I believe from my lack of recollection that all I managed to do on my first 12 hours in in Munich was buy a bier and a bag of chips from the grocery store and pass out in my day-clothes in the bunk bed that I was sharing with an older Asian lady. She was vacationing there with her two teenage-esque kids, and they didn’t speak a word of English. She ordered them into the bathroom to brush their teeth, clean their bunks, and read out of thick books (this I gathered from her high-pitched tone and hand gestures, along with their silent compliance). Happily for me, she and I were sharing a bunk-eb. Needless to say, she won the top bunk in our sleeping arrangement.

My best friend Stephanie had stayed at this hostel 3 years before me and had already recommended to me the hostel itself and its free walking tour of Munich. It was a brisk, windy, sub-zero day in Munich. Our tour guide claimed he had no nationality (because he had traveled so much throughout his life… yeehaw for you, bro) and had a strong attitude against anyone who didn’t know what the difference between Germany and Bavaria was. Learn it, love it; it might save your life from an angry non-national German tour guide.

We naturally started at the entrance to old town Munich. We stopped at the home cathedral of the then-current Pope, Benedict XVI. We stopped for lunch which consisted of the most Bavarian meal I could imagine: a sausage with hot mustard sandwiched in between two layers of thick pretzel bread, and a large bottle of beer, of which we were told would lose all integrity about 15 minutes after its opening.
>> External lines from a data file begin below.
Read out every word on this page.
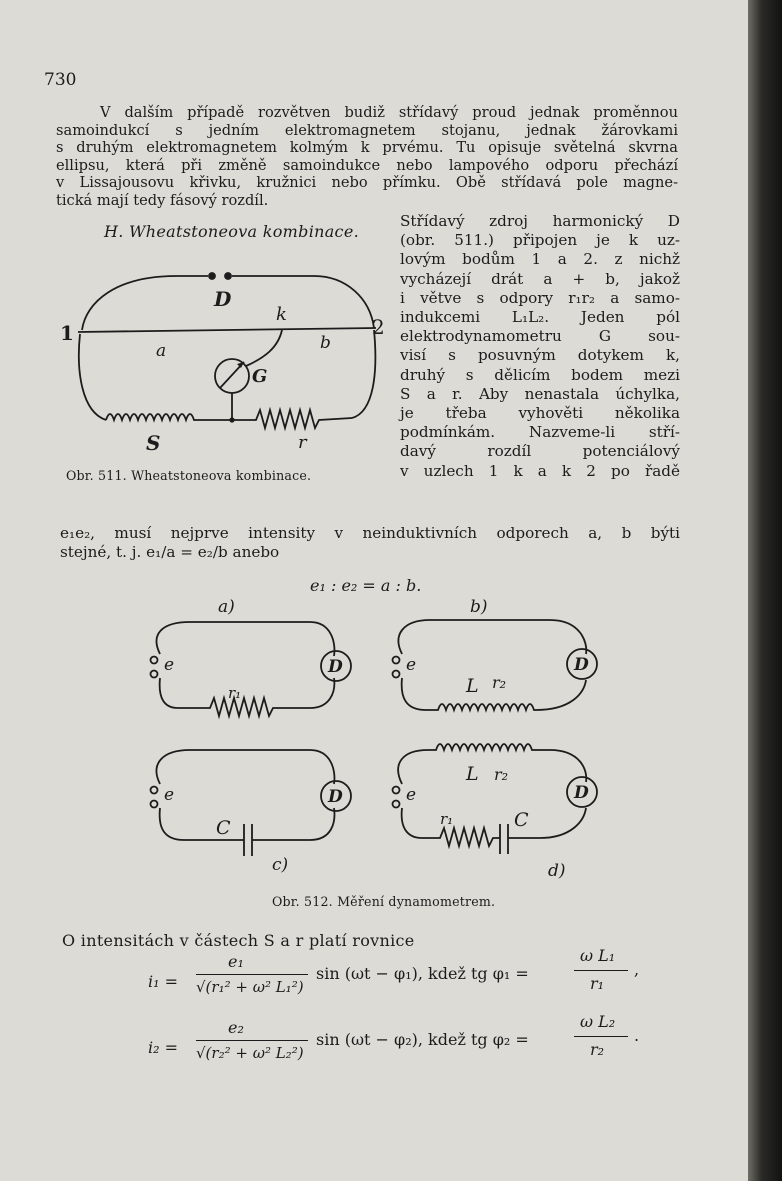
730
V dalším případě rozvětven budiž střídavý proud jednak proměnnou
samoindukcí s jedním elektromagnetem stojanu, jednak žárovkami
s druhým elektromagnetem kolmým k prvému. Tu opisuje světelná skvrna
ellipsu, která při změně samoindukce nebo lampového odporu přechází
v Lissajousovu křivku, kružnici nebo přímku. Obě střídavá pole magne-
tická mají tedy fásový rozdíl.
H. Wheatstoneova kombinace.
Střídavý zdroj harmonický D
(obr. 511.) připojen je k uz-
lovým bodům 1 a 2. z nichž
vycházejí drát a + b, jakož
i větve s odpory r₁r₂ a samo-
indukcemi L₁L₂. Jeden pól
elektrodynamometru G sou-
visí s posuvným dotykem k,
druhý s dělicím bodem mezi
S a r. Aby nenastala úchylka,
je třeba vyhověti několika
podmínkám. Nazveme-li stří-
davý rozdíl potenciálový
v uzlech 1 k a k 2 po řadě
1	2
D
a	b
k
G
S	r
Obr. 511. Wheatstoneova kombinace.
e₁e₂, musí nejprve intensity v neinduktivních odporech a, b býti
stejné, t. j. e₁/a = e₂/b anebo
e₁ : e₂ = a : b.
a)	b)
c)	d)
e	e
e	e
D	D
D	D
r₁	L r₂
C
L r₂
r₁	C
Obr. 512. Měření dynamometrem.
O intensitách v částech S a r platí rovnice
i₁ =
e₁
√(r₁² + ω² L₁²)
sin (ωt − φ₁), kdež tg φ₁ =
ω L₁
r₁
,
i₂ =
e₂
√(r₂² + ω² L₂²)
sin (ωt − φ₂), kdež tg φ₂ =
ω L₂
r₂
.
Commence chugging ice cold German bier on a day when there were already icicles forming in my nostrils. One of the Australians on our tour threw away a half-full bier, and I’m pretty sure she is outlawed from the region altogether now.
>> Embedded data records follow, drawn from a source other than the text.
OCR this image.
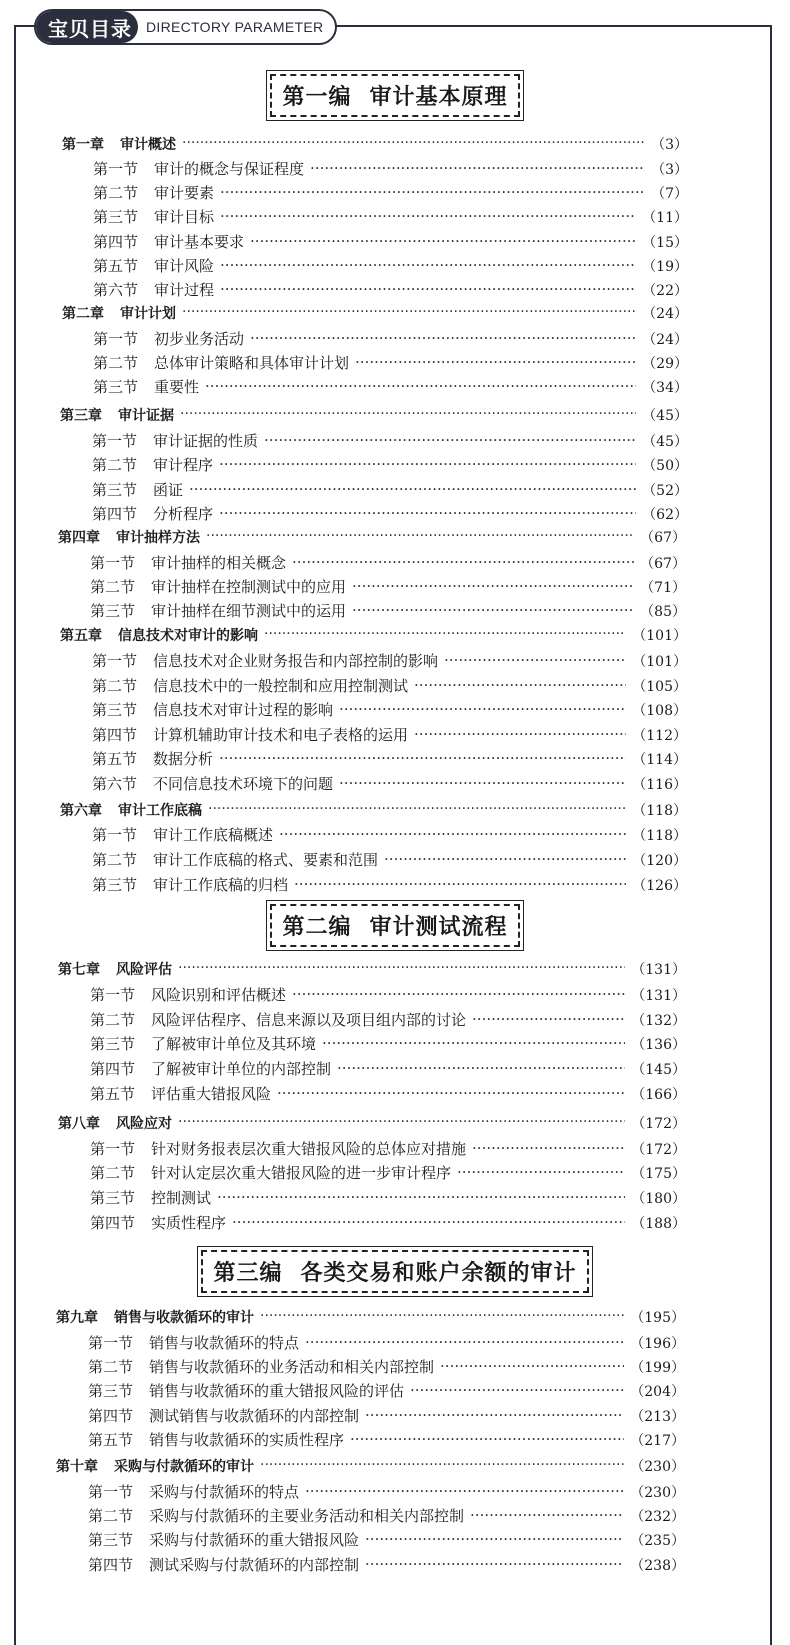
宝贝目录	DIRECTORY PARAMETER
第一编 审计基本原理
第一章 审计概述 ·····	（3）
第一节 审计的概念与保证程度 ·····	（3）
第二节 审计要素 ·····	（7）
第三节 审计目标 ·····	（11）
第四节 审计基本要求 ·····	（15）
第五节 审计风险 ·····	（19）
第六节 审计过程 ·····	（22）
第二章 审计计划 ·····	（24）
第一节 初步业务活动 ·····	（24）
第二节 总体审计策略和具体审计计划 ·····	（29）
第三节 重要性 ·····	（34）
第三章 审计证据 ·····	（45）
第一节 审计证据的性质 ·····	（45）
第二节 审计程序 ·····	（50）
第三节 函证 ·····	（52）
第四节 分析程序 ·····	（62）
第四章 审计抽样方法 ·····	（67）
第一节 审计抽样的相关概念 ·····	（67）
第二节 审计抽样在控制测试中的应用 ·····	（71）
第三节 审计抽样在细节测试中的运用 ·····	（85）
第五章 信息技术对审计的影响 ·····	（101）
第一节 信息技术对企业财务报告和内部控制的影响 ·····	（101）
第二节 信息技术中的一般控制和应用控制测试 ·····	（105）
第三节 信息技术对审计过程的影响 ·····	（108）
第四节 计算机辅助审计技术和电子表格的运用 ·····	（112）
第五节 数据分析 ·····	（114）
第六节 不同信息技术环境下的问题 ·····	（116）
第六章 审计工作底稿 ·····	（118）
第一节 审计工作底稿概述 ·····	（118）
第二节 审计工作底稿的格式、要素和范围 ·····	（120）
第三节 审计工作底稿的归档 ·····	（126）
第二编 审计测试流程
第七章 风险评估 ·····	（131）
第一节 风险识别和评估概述 ·····	（131）
第二节 风险评估程序、信息来源以及项目组内部的讨论 ·····	（132）
第三节 了解被审计单位及其环境 ·····	（136）
第四节 了解被审计单位的内部控制 ·····	（145）
第五节 评估重大错报风险 ·····	（166）
第八章 风险应对 ·····	（172）
第一节 针对财务报表层次重大错报风险的总体应对措施 ·····	（172）
第二节 针对认定层次重大错报风险的进一步审计程序 ·····	（175）
第三节 控制测试 ·····	（180）
第四节 实质性程序 ·····	（188）
第三编 各类交易和账户余额的审计
第九章 销售与收款循环的审计 ·····	（195）
第一节 销售与收款循环的特点 ·····	（196）
第二节 销售与收款循环的业务活动和相关内部控制 ·····	（199）
第三节 销售与收款循环的重大错报风险的评估 ·····	（204）
第四节 测试销售与收款循环的内部控制 ·····	（213）
第五节 销售与收款循环的实质性程序 ·····	（217）
第十章 采购与付款循环的审计 ·····	（230）
第一节 采购与付款循环的特点 ·····	（230）
第二节 采购与付款循环的主要业务活动和相关内部控制 ·····	（232）
第三节 采购与付款循环的重大错报风险 ·····	（235）
第四节 测试采购与付款循环的内部控制 ·····	（238）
We continued on to my first real bier hall, which ended up being the site of the first meeting of the Third Reich, as the Nazi regime was born by Hitler in Munich. It was everything I had hoped it would be. Large, sweaty and unnecessarily loud German men were strewn everywhere, eating giant sausages and drinking out of oversized steins at hours of the day that are vaguely inappropriate to be drunk during. Being proudly German, and having been loud and full of bier myself, who was I to judge? We also visited the site of the Munich Beer Hall Putsch, the failed revolution in 1923 when Hitler unsuccessfully tried to overtake Munich and subsequently the rest of Bavaria. I later was invited out to bar hop with my Australian friends that night in Munich but declined due to my early morning bus to Prague. Unlike Budapest, they didn’t get me with the “When will you ever be a single woman on a night in Munich again?!” question, and my body was still ridding itself of the memory of Becherovka. Instead I went and lurked in the subway system long enough to find the sites for Oktoberfest (Theresenwiese) and the site of the 1972 summer Olympics in Munich (Olympiaplatz), with the iconic Olympic Tower and Olympic Stadium. It was dark by the time I got there and thus opted not to find the balcony of the Israeli team that was taken hostage and killed that summer in the Munich massacre; I could only take so much creepy in one day.